I could see the fleshy membranes fluctuating inside its mouth with each breath and I knew it was struggling with me. But big and strong as it was, and injured as I was, it was only a matter of time until my grip slipped.
“No,” I snarled, refusing to be a meal to Zundergrub’s construct.
The jaw’s natural motion was to snap closed,
so I strained to push the beast away far enough that when they clamped shut I was out of range. Then I threw a punch with all my strength at the creature’s face, catching it under the jaw and smashing its face into a pulp. The blow was so powerful that it hurled the beast backwards in the air, like if it was made of papier-mâché. It sailed into the Telluric energy field around the machine, as Retcon channeled the force the machine released upward into an arc around him and down to the planet.
It fizzled, popped, and exploded in a bright flash of light, emitting a harrowing scream as it faded from existence as if it had hit an oversized bug zapper.
I fell to my knees, spent, tired and covered in blood. I had fought the Sentinels, Epic, and now Zundergrub and his monsters. I had been fighting for hours it seemed, and the exhaustion was overtaking me. My mouth was parched and knees weak, my heart pounded in my chest. And I had lost a lot of blood. The smaller scratches had clotted up somewhat, but my face was a mess, and blood still trickled down my cheek and neck.
“I think I can help, Blackjack,” said a small voice near me.
“Huh?” I all I managed, my breathing was so heavy. “Mr. Haha?”
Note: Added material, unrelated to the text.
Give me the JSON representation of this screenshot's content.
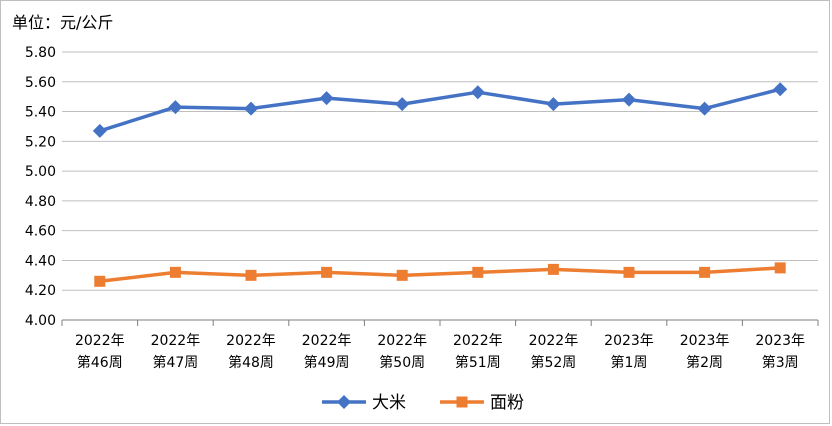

“Yes,” he replied, as a metallic tendril travelled up my arm toward my torso. I reached down to fight it, but Haha went around my grasp and up my shoulder to my head. The tendril reached my ear and deposited something inside. I panicked, fearing that Haha was in league with Zundergrub and dug at my ear to tear out whatever he had put there.
“Sorry but I’d rather if Zundergrub didn’t hear us,” I heard Haha’s new voice from what was obviously an ear bud speaker he had jammed in my ear canal.
“Where were you all this time?” I complained.
“Watching,” he laughed. “What a hell of a fight, huh? And me without my cameras.”